1a has merged with 3a in recent years, and is cited to be primarily Irish English (unless specially used in literature). 2a is marked historical, except in certain phrases, so that's gone. I've never met an Irishman, but I'd venture to say that even there, it's not particularly common. Make of that what you will.

Solution 2:

In England there is a phrase "poll tax" which I believe refers precisely to this meaning. Poll meaning head is not so much a dialect as an archaic meaning. The common meaning of "poll" as survey can be thought of as referring to "counting heads".

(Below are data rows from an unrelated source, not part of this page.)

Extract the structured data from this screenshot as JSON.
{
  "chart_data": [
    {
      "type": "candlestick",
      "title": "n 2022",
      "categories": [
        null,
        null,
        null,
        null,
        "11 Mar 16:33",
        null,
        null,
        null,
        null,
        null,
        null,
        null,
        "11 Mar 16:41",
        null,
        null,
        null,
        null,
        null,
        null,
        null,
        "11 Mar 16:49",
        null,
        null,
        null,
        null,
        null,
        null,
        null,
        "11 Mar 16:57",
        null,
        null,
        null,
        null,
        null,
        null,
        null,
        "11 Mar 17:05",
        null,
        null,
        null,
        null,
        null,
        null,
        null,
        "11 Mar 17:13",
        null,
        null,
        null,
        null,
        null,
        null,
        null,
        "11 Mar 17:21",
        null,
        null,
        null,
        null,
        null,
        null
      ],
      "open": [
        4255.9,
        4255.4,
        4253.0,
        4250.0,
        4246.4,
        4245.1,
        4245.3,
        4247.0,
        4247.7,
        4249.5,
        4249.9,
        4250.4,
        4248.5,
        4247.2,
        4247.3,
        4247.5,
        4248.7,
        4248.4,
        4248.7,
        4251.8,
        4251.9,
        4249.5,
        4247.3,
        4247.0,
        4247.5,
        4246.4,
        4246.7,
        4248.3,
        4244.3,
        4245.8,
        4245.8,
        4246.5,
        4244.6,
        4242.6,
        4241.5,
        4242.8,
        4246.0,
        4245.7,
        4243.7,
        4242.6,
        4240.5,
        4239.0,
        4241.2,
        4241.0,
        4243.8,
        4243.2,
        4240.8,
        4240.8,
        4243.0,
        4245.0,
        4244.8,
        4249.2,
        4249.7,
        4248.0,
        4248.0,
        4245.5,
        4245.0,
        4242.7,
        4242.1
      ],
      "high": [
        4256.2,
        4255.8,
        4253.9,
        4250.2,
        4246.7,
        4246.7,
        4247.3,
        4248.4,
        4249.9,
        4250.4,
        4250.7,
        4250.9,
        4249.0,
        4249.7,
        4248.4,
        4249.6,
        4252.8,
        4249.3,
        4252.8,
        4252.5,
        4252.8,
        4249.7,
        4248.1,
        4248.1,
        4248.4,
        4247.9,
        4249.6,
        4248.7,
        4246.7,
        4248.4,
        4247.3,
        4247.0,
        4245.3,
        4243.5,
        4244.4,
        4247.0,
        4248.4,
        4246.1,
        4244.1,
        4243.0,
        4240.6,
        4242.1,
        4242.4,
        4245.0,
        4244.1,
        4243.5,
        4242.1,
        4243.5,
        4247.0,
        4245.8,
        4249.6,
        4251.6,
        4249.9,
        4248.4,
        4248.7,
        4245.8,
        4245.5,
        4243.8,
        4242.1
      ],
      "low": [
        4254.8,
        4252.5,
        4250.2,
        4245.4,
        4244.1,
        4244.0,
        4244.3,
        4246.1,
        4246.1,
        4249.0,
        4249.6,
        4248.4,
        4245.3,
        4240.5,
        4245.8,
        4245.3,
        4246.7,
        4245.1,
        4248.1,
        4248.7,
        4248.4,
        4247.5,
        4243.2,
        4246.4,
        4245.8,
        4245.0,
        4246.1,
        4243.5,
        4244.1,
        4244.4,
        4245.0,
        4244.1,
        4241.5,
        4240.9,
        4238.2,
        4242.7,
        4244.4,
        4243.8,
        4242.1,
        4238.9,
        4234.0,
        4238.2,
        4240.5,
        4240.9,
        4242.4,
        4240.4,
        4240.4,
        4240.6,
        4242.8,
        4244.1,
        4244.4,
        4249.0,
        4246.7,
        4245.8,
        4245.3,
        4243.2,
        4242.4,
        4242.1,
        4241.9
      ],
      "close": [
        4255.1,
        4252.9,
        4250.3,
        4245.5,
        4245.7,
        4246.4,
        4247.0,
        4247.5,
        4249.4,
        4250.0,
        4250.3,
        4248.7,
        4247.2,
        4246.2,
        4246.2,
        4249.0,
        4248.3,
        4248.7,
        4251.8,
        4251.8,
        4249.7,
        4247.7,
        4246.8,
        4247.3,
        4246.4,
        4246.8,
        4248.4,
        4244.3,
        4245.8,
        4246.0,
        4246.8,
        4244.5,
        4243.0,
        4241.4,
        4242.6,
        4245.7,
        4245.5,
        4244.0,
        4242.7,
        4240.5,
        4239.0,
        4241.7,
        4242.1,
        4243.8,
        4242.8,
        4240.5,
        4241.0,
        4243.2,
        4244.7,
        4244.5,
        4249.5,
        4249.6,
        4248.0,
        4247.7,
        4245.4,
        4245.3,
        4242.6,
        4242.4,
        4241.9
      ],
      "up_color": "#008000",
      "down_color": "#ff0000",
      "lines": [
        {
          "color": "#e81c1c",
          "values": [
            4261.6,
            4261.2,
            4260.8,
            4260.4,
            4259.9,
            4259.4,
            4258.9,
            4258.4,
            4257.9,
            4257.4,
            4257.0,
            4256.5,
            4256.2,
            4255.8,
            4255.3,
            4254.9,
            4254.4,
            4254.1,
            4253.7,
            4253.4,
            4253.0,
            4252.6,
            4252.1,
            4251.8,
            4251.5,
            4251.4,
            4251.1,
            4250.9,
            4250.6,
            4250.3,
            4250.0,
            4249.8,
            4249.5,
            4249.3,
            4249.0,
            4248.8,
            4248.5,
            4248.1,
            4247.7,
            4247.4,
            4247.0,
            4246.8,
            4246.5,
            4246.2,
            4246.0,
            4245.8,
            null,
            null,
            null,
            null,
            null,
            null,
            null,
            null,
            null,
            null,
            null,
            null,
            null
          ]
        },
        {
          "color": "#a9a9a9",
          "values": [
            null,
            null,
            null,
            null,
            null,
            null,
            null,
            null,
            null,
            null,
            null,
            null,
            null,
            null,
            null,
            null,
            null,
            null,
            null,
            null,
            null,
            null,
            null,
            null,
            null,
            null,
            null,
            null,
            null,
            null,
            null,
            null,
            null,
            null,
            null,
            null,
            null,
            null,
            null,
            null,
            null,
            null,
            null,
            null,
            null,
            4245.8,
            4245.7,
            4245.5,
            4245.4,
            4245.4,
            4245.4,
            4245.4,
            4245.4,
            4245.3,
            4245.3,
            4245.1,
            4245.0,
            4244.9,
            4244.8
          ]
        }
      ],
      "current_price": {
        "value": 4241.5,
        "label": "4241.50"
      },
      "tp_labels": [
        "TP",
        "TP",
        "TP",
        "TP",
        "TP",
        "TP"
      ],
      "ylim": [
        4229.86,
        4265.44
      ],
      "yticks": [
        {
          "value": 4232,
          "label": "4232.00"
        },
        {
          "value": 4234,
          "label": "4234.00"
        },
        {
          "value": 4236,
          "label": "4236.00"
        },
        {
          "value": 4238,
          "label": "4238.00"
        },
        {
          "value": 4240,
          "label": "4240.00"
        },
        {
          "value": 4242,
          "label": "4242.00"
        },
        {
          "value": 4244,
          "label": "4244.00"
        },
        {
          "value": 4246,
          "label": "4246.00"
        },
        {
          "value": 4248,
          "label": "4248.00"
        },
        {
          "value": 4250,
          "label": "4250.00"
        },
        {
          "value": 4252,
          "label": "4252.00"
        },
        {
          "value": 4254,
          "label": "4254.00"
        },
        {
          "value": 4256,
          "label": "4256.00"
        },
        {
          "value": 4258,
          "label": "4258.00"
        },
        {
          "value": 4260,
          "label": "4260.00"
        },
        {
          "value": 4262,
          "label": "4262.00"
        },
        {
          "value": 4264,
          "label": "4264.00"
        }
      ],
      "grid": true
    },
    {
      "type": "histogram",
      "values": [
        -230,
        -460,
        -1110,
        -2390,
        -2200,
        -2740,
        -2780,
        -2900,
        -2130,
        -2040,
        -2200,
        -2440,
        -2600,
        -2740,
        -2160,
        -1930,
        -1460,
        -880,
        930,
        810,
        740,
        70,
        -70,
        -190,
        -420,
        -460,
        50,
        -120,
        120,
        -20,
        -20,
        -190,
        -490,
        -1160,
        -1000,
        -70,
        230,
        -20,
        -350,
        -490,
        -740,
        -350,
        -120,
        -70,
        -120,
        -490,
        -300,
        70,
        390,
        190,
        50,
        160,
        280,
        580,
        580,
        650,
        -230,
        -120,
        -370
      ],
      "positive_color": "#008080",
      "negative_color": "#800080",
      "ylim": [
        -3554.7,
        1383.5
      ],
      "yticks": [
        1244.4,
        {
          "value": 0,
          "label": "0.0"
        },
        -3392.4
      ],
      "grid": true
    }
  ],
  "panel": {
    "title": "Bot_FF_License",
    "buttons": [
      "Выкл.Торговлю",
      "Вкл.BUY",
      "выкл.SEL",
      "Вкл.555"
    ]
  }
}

When applied to sheep it generally means a breed that has no horns (Poll Merino). A polled animal (sheep or cow) has had its horns removed. I believe many people use these words without knowing the underlying (head) meaning.

Solution 3:

Mention is made above that "poll tax" is an archaic term in the UK, and yet it's not as much so in the United States. Poll taxes were used after the abolition of slavery -and as recently as the 1960s- to limit voting by black Americans, who were forced to pay a fee (per head) before they could exercise that right. Thus, from Wikipedia:

Initially, the United States Supreme Court, in the case of Breedlove v. Suttles, 302 U.S. 277 (1937), found the poll tax to be constitutional. The 24th Amendment, ratified in 1964, reflecting a political compromise, abolished the use of the poll tax (or any other tax) as a pre-condition in voting in Federal elections, but made no mention of poll taxes in state elections.

In the 1966 case of Harper v. Virginia Board of Elections, the Supreme Court overruled its decision in Breedlove v. Suttles, and extended the prohibition of poll taxes to state elections, declaring that the imposition of a poll tax in state elections violated the Equal Protection Clause of the 14th Amendment to the United States Constitution.